I suppose a large part of the time passing quickly is that we’ve been so busy from the very beginning. I feel like I’ve hardly had time to even think about being pregnant. I’ve been caught up doing other things and then, wow, before I know it I’m 26 weeks into this thing.
There is so much left to do (but maybe that’s just me needing to worry about something.) We haven’t even begun to get the baby’s room in order. (But we’ll have to move to different house when she’s about 2 months old, so there really isn’t much we will do) We have ordered more cloth diapers and picked up a few odds and ends, and I know realistically, if she were born tomorrow, we could hack it, but things aren’t like I wish they’d be.

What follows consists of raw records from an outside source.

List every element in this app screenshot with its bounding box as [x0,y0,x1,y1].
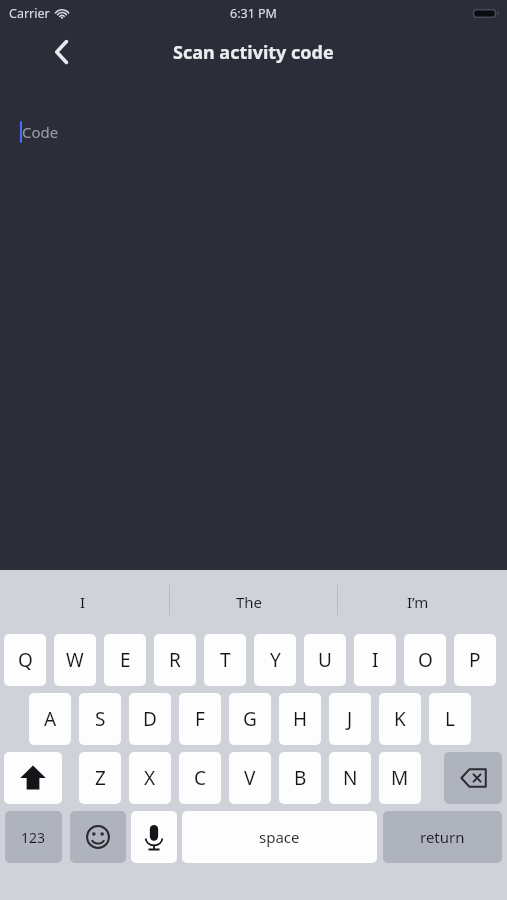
button[interactable]: J [329,693,371,745]
button[interactable]: S [79,693,121,745]
button[interactable]: Q [4,634,46,686]
button[interactable]: D [129,693,171,745]
staticText: space [259,827,300,847]
staticText: K [394,706,406,732]
staticText: Y [270,647,281,673]
button[interactable]: Emoji [70,811,126,863]
staticText: W [66,647,84,673]
staticText: S [95,706,106,732]
staticText: 6:31 PM [230,5,277,22]
staticText: Code [22,122,59,142]
staticText: Q [18,647,33,673]
button[interactable]: T [204,634,246,686]
staticText: H [293,706,308,732]
button[interactable]: Backspace [444,752,502,804]
button[interactable]: M [379,752,421,804]
button[interactable]: Code [20,119,57,145]
staticText: A [44,706,57,732]
button[interactable]: H [279,693,321,745]
staticText: M [391,765,409,791]
button[interactable]: R [154,634,196,686]
button[interactable]: K [379,693,421,745]
button[interactable]: return [383,811,502,863]
button[interactable]: B [279,752,321,804]
staticText: F [195,706,205,732]
staticText: The [236,592,263,612]
staticText: R [169,647,181,673]
button[interactable]: E [104,634,146,686]
button[interactable]: Z [79,752,121,804]
staticText: E [120,647,131,673]
button[interactable]: Back [40,30,84,74]
button[interactable]: F [179,693,221,745]
button[interactable]: N [329,752,371,804]
button[interactable]: 123 [5,811,62,863]
staticText: N [343,765,358,791]
staticText: G [243,706,257,732]
staticText: V [244,765,256,791]
button[interactable]: V [229,752,271,804]
button[interactable]: L [429,693,471,745]
staticText: C [194,765,207,791]
staticText: Scan activity code [173,40,334,65]
button[interactable]: space [182,811,377,863]
staticText: I [80,592,86,612]
button[interactable]: W [54,634,96,686]
staticText: J [347,706,353,732]
staticText: Z [95,765,106,791]
staticText: Carrier [9,5,50,22]
staticText: P [469,647,481,673]
staticText: O [418,647,433,673]
staticText: return [420,827,465,847]
staticText: B [294,765,307,791]
button[interactable]: A [29,693,71,745]
staticText: T [220,647,231,673]
button[interactable]: Dictate [131,811,177,863]
staticText: D [143,706,157,732]
button[interactable]: X [129,752,171,804]
button[interactable]: Shift [4,752,62,804]
staticText: U [318,647,332,673]
staticText: L [445,706,455,732]
staticText: I [372,647,379,673]
button[interactable]: O [404,634,446,686]
button[interactable]: G [229,693,271,745]
button[interactable]: Y [254,634,296,686]
staticText: I’m [407,592,429,612]
button[interactable]: P [454,634,496,686]
staticText: 123 [21,828,46,847]
button[interactable]: U [304,634,346,686]
button[interactable]: C [179,752,221,804]
button[interactable]: I [354,634,396,686]
staticText: X [144,765,156,791]
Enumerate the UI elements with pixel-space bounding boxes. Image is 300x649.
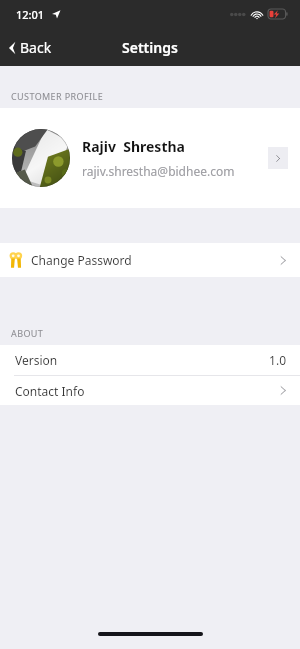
staticText: Change Password <box>31 252 280 268</box>
staticText: rajiv.shrestha@bidhee.com <box>82 163 235 179</box>
button[interactable]: Back <box>0 32 62 63</box>
staticText: 1.0 <box>269 352 286 368</box>
staticText: ABOUT <box>11 327 44 339</box>
staticText: Version <box>15 352 269 368</box>
staticText: Contact Info <box>15 383 280 399</box>
staticText: Settings <box>122 38 178 57</box>
button[interactable]: Contact Info <box>0 376 300 405</box>
staticText: 12:01 <box>16 7 45 22</box>
button[interactable]: Change Password <box>0 243 300 277</box>
staticText: CUSTOMER PROFILE <box>11 90 104 102</box>
staticText: Rajiv Shrestha <box>82 137 185 156</box>
button[interactable]: Edit profile <box>268 147 288 169</box>
staticText: Back <box>20 38 52 57</box>
button[interactable]: Version <box>0 345 300 375</box>
button[interactable]: Rajiv Shrestha <box>0 108 300 208</box>
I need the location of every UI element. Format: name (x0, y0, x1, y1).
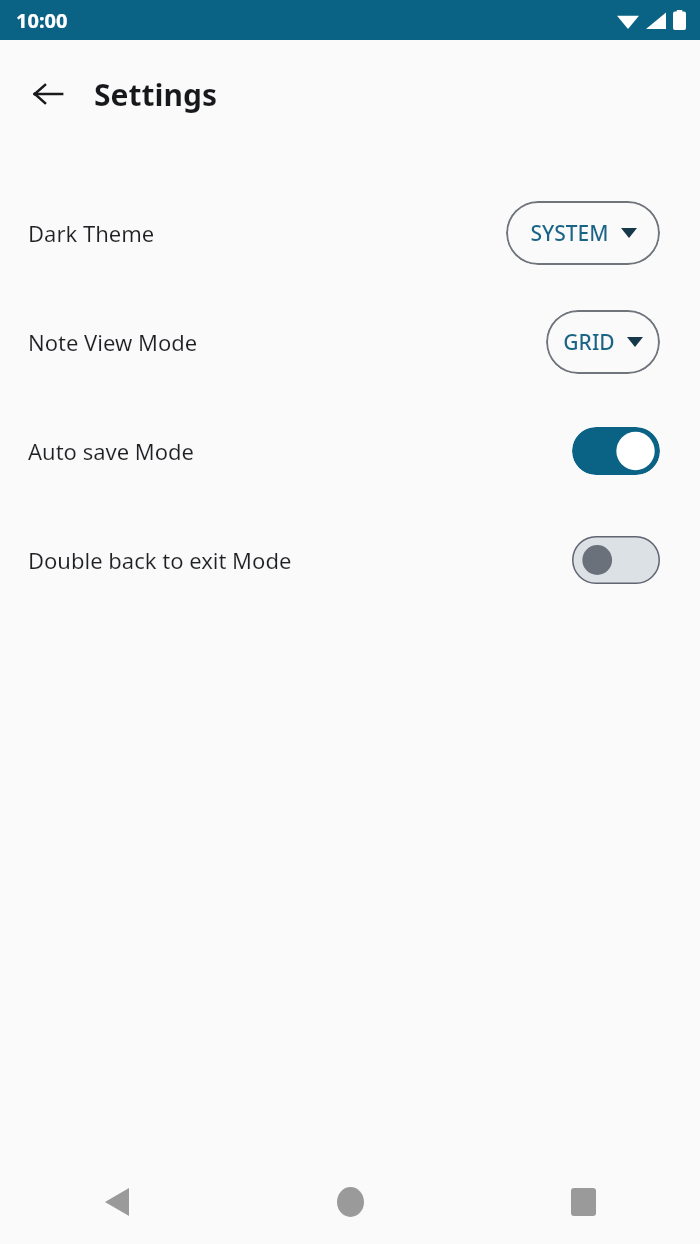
button[interactable]: Home (234, 1160, 467, 1244)
button[interactable]: Double back to exit Mode (0, 505, 700, 614)
button[interactable]: Auto save Mode (0, 396, 700, 505)
button[interactable]: Double back to exit Mode (572, 536, 660, 584)
button[interactable]: Note View Mode (0, 287, 700, 396)
staticText: 10:00 (16, 7, 68, 34)
staticText: Double back to exit Mode (28, 545, 572, 575)
staticText: Note View Mode (28, 327, 546, 357)
staticText: Settings (94, 74, 217, 115)
staticText: Dark Theme (28, 218, 506, 248)
button[interactable]: Recent apps (467, 1160, 700, 1244)
staticText: GRID (563, 328, 615, 357)
button[interactable]: Auto save Mode (572, 427, 660, 475)
button[interactable]: Back (0, 1160, 234, 1244)
staticText: Auto save Mode (28, 436, 572, 466)
button[interactable]: Back (18, 64, 78, 124)
button[interactable]: GRID (546, 310, 660, 374)
button[interactable]: SYSTEM (506, 201, 660, 265)
staticText: SYSTEM (530, 219, 609, 248)
button[interactable]: Dark Theme (0, 178, 700, 287)
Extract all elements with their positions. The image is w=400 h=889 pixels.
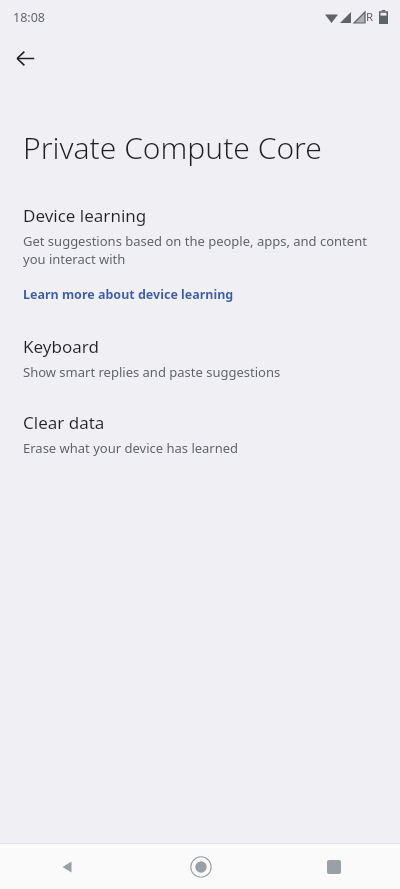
staticText: Clear data: [23, 411, 105, 434]
staticText: Get suggestions based on the people, app…: [23, 232, 377, 268]
staticText: Keyboard: [23, 335, 99, 358]
staticText: Erase what your device has learned: [23, 439, 239, 457]
button[interactable]: Clear data: [0, 409, 400, 459]
button[interactable]: Back: [0, 844, 134, 889]
button[interactable]: Keyboard: [0, 333, 400, 383]
staticText: Learn more about device learning: [23, 286, 234, 303]
staticText: Private Compute Core: [23, 127, 322, 168]
button[interactable]: Home: [134, 844, 267, 889]
button[interactable]: Recents: [267, 844, 400, 889]
button[interactable]: Device learning: [0, 204, 400, 268]
button[interactable]: Back: [9, 42, 41, 74]
staticText: R: [366, 9, 374, 25]
button[interactable]: Learn more about device learning: [0, 284, 400, 305]
staticText: Device learning: [23, 204, 147, 227]
staticText: Show smart replies and paste suggestions: [23, 363, 281, 381]
staticText: 18:08: [13, 9, 45, 26]
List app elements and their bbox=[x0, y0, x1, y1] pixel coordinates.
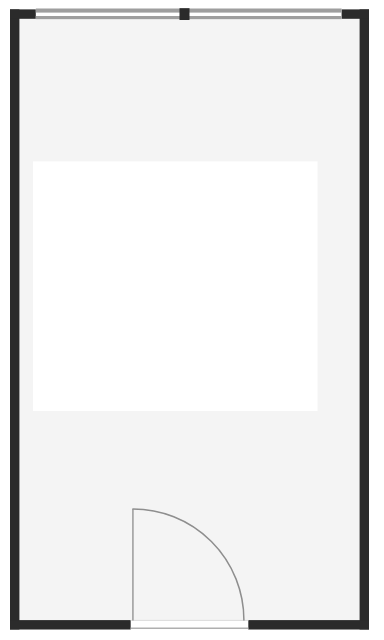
button[interactable]: Room floor plan bbox=[0, 0, 384, 640]
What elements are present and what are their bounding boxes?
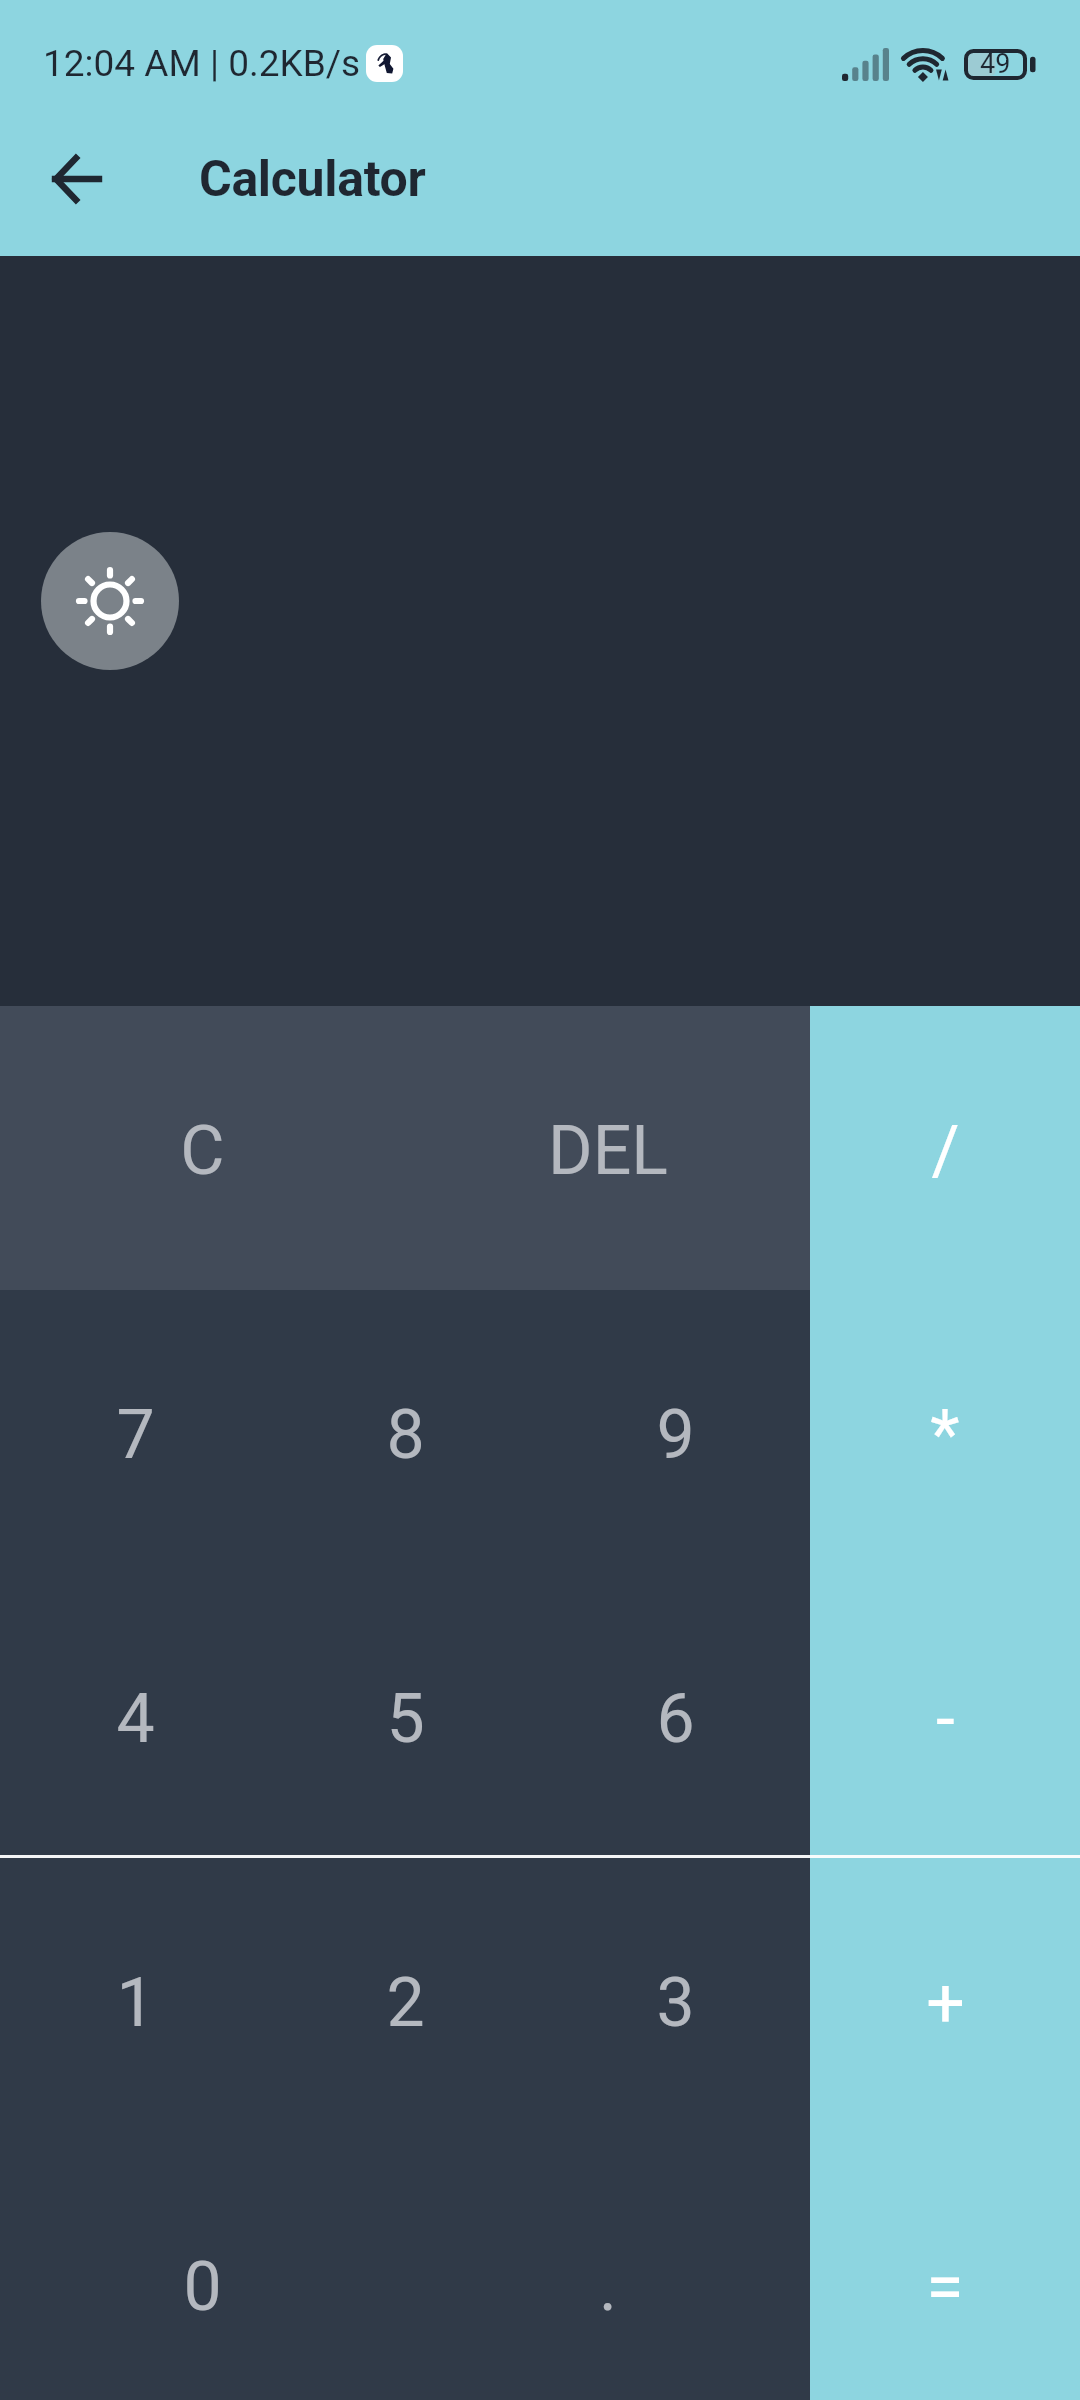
button[interactable]: 1 <box>0 1858 270 2142</box>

With Christmas coming at the same time she’ll be born, I feel like I’ve no time to prepare. I want to do all our usual Christmas things, plus a few extra since the girls are a little older this year, but I know that I won’t have much energy, and I’m really sad about that sometimes. I’m doing what I can to prepare for Christmas early, but there’s still so much. There is just so much. There is just so much. There is just so much. How am I supposed to get it done when this pregnancy is passing in the blink of an eye?
I guess I just need to break it into manageable chunks (something I’ve always had trouble doing) and start working on it. That and not let the phrase “3rd trimester” turn into code for “you have no time left, you slacker” in my head.